C’est aussi cette idée du transport aérien qu’il faut interroger, secteur industriel dont le périmètre ne cesse de changer dans la dernière période. Si le vol constitue le moment central (et le plus risqué...) de tout le voyage, l’imaginaire qu’il porte est pourtant le résultat des multiples activités du transport aérien.
La sécurité est au cœur du transport aérien, comme référent commun de tous ceux qui participent à cette aventure collective. Pourtant cette idée simple de la sécurité est aussi un concept social, dans un environnement de concurrence commercial et dans une relation d’emploi spécifique. Nous souhaitons démontrer ici que cette notion trouve pour partie son expression dans l’opération de valorisation et dévalorisation du travail effectuée dans l’activité du transport aérien, laquelle s’est inscrite depuis l’origine dans le cadre d’un paradigme technique excluant d’autres formes d’approche du travail. Corrélativement, une des faiblesses de la construction de la sécurité résidera dans l’exclusion de certains salariés de ce champ du transport aérien.
Cette notion du transport aérien porte donc deux exclusions : d’une part, par l’égalité sécurité = technologie. D’autre part, en définissant la sécurité dans le cadre du périmètre de la compagnie aérienne voire du transport lui-même.

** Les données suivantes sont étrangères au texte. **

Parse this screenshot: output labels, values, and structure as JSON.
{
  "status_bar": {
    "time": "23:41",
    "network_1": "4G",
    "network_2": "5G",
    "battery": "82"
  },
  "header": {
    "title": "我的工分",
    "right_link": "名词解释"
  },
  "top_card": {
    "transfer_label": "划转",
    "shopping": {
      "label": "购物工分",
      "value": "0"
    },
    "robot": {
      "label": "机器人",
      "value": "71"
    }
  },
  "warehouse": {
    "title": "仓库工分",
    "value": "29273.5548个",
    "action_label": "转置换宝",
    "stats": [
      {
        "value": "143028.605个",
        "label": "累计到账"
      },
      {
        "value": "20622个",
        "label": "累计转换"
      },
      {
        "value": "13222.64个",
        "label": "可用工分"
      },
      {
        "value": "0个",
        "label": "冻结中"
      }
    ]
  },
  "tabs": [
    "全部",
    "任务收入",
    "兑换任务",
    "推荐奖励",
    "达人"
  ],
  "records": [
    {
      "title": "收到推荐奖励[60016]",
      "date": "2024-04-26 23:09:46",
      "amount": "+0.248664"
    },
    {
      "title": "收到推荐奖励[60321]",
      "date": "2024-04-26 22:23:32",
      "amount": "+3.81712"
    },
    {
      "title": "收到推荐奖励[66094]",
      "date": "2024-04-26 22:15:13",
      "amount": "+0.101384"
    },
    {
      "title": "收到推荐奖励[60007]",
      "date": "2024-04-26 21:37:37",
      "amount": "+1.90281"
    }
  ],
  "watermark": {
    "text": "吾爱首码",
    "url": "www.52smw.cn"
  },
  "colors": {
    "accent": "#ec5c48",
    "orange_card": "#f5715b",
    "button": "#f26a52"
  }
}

Le paradigme technique cadre de la valorisation sociale
La lecture que chacun fait de son travail s’intègre dans le système de valorisation et dévalorisation porté par le regard social sur ce travail. Le visible et l’invisible, le propre et le sale, le bruit et le silence, l’effort ou le geste commercial, autant d’éléments de lecture qui s’appliquent aux différentes facettes du travail dans le transport aérien.
Deux voies principales s’ouvrent dans la valorisation du travail dans le transport aérien, le rôle en matière de sécurité et la domination du système technique. Dans le transport aérien, construit autour du mythe d’Icare et du domptage des éléments naturels tels que l’air, la technique a structuré le travail autour de l’avion, puis de ses supports technologiques. De cette histoire ressort une activité centrée sur la technologie, au point que la pensée entière s’inscrit dans ce paradigme. Les grands systèmes d’information mis en place pour coordonner la « mosaïque » [3] de l’activité multiple dans l’espace et le temps des compagnies aériennes ont renforcé cette tendance. La qualification se mesure à l’aune de la domination d’un moyen technique. Dans ce système de pensée, « la technologie contribue à estampiller et à distribuer les formes d’intelligence socialement acceptables et socialement acceptées » [4].
Les mécaniciens avion et les pilotes sont les deux catégories qui ont construit leur position de groupe de référence sur ces dimensions [5]. La reconnaissance sociale du rôle de sécurité apporte la justification à chacun de ces groupes pour se construire comme une quasi-profession. Par le geste de pilotage, par la signature de la certification pour le mécanicien-avion, chacun occupe une place stratégique. Pourtant, en même temps, chacun est interchangeable, encadré par un ensemble de règles qui cherchent à réduire cette dimension individuelle.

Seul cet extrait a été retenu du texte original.